Thursday, February 19, 2015

When Life Gives You Roadblocks

When Life Gives You Roadblocks

So your'e driving along, full speed down the highway of life. Windows down, wind in your hair, jammin' to tunes, and not a cloud in the sky. Life could not be a smoother ride. Then out of no where.... BAM! You hit a wall. Your'e perfect drive through life just become a total mess. So what are you suppose to do?


I HAVE NO IDEA. That's the conclusion that I have come to in my 22 years of life. Either you pick up the pieces and rebuild the car that is in a million pieces or go out and buy a new one and move on. There are moments in life (more than I would like to admit to in my own life) that just simply wear you down and attempt to break you. But, that's the silver lining- you have two options. 1) you let it break you down and tear you apart or 2) you use it and grow from it.


I've had the week from hell. And all I keep saying to is "God, have I not had enough?" In which he responds, "No- I am using this to test you and to shape you, just like all the other trials I have thrown your way and will throw your way in the future." I'm a fairly optimistic person with an outlook that you might as well dance in the storm instead of let it get you down. However, there is this times that I like to call "the impact stage." This is as soon as you hit the wall and realize- I am not dead but what the hell do I do now? Here's what I have found works... Breath, a good five minutes of breathing. And then you cry, say a lot of nonsense and just cry. Cry in bed, cry in the car, cry at work (when appropriate), cry at the gym. Just cry until your body says its had enough. And then sleep. Do something that makes you happy. And then think pray about the impact and what do from there.

Now here's the part that is so hard. Dealing with the other people that are effected. You seek support and answers from loved ones, you take in their advice and use it and do what is best for you. And this is where it sucks because you have to do what is best for you and what you and God want for you but your actions are effecting more than just yourself. Now, at the end of the day, the people who truly love you will love you no matter what decision you make but in getting there, that is the issue.


So you have taken all the necessary steps. You've prayed, you've cried, you've talked, you even listened to Taylor Swift and Kelly Clarkson to give you a boost of confidence that flew out the window at some point and now its up to you. And you wish so hard that your head and heart would align. You see about a year ago, I hit a wall and followed my heart. Do I regret it? I don't think so. Because it taught me a lot and made me a better person. I've always followed my heart and rebuilt the car. Because there is something wonderful about the nostalgia and feel of the car you love. But, remember, if you hit the same wall over and over... throw out the pieces and buy a new car. I see the best in people and some see it as a sign of weakness, I see it as a sign of integrity and character. I believe in second chances and even at the age of 22, I believe in fairy tales and a happy ending. Life is journey with a lot of roadblocks, some of us have more than others, however, the ride is imperfect and figuring out the best route of travel makes it absolutely perfect.
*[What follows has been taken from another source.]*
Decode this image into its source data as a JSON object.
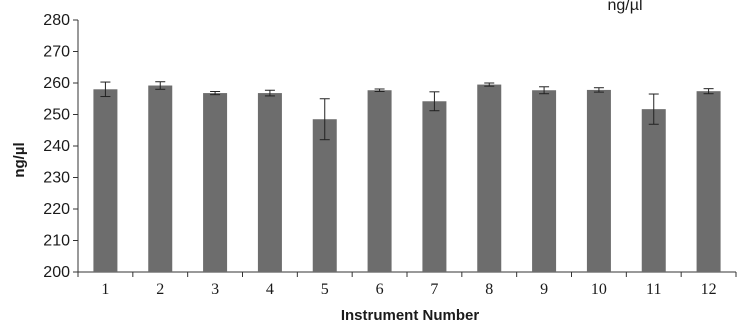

I  have yet to determine the best route of travel past the roadblock. Do you plow right through, go around it or build a ramp and fly right over it? Again, I say... I HAVE NO IDEA. Each one roadblock is different and there is no guarantee of what is on the other side. Maybe you need to kick it in reverse and readjust. I don't know the answer, I don't know who  you listen to... the voice in your head or the song in your heart. Whichever, path you take through, don't ever regret, don't ever question but strive to keep moving.